The dissociation of the simplest Criegee intermediate (H\(_2\)COO) into formaldehyde (H\(_2\)CO) and oxygen atom (O) is very important in the atmospheric chemistry. In this study, we investigate the photodissociation of the O–O bond of H\(_2\)COO by simulating the dynamics of the process on the fitted multiconfigurational adiabatic potential energy surfaces (PESs). Tully’s fewest-switches surface hopping (FSSH) method is used for the simulation. The FSSH trajectories are initiated on the lowest optically-bright singlet excited state (\(S_2\)) and propagated along the O–O coordinate. Some of the trajectories end up on energetically lower PESs as a result of radiationless transfer through conical intersections. However, all the trajectories lead to O–O bond dissociation via one of the two channels. The simulation results demonstrate that the restricted O–O motion dissociates H\(_2\)COO into singlet fragments via the lower energy channel.
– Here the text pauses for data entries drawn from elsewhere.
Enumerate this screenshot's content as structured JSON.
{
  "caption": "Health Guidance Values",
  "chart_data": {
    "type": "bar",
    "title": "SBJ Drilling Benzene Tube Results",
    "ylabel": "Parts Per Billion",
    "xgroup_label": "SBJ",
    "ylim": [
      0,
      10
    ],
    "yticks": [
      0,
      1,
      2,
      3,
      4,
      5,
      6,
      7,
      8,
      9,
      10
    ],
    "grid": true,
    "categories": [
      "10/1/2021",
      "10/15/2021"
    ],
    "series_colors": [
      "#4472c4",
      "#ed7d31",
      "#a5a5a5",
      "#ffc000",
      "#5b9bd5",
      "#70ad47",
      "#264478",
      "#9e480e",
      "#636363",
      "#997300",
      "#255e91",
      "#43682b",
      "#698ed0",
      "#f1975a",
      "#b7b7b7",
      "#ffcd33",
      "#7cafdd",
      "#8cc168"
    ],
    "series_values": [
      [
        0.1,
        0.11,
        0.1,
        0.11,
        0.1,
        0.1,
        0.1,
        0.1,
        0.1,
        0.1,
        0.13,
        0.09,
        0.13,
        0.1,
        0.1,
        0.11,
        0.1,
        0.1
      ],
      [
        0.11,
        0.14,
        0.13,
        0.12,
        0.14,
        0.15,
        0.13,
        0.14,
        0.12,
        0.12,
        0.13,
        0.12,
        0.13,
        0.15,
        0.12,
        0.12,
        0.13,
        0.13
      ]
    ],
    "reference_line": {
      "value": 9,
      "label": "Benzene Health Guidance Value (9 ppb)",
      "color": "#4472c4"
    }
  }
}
The coupling of electronic states along O–O may account for this.

Graphical abstract

The photodissociation of simplest Criegee intermediate (H₂COO) into formaldehyde (H₂CO) and oxygen (O) was studied using Tully's fewest-switches surface hopping (FSSH). The simulation results demonstrate that the restricted O–O motion dissociates into singlet fragments via the lower energy channel.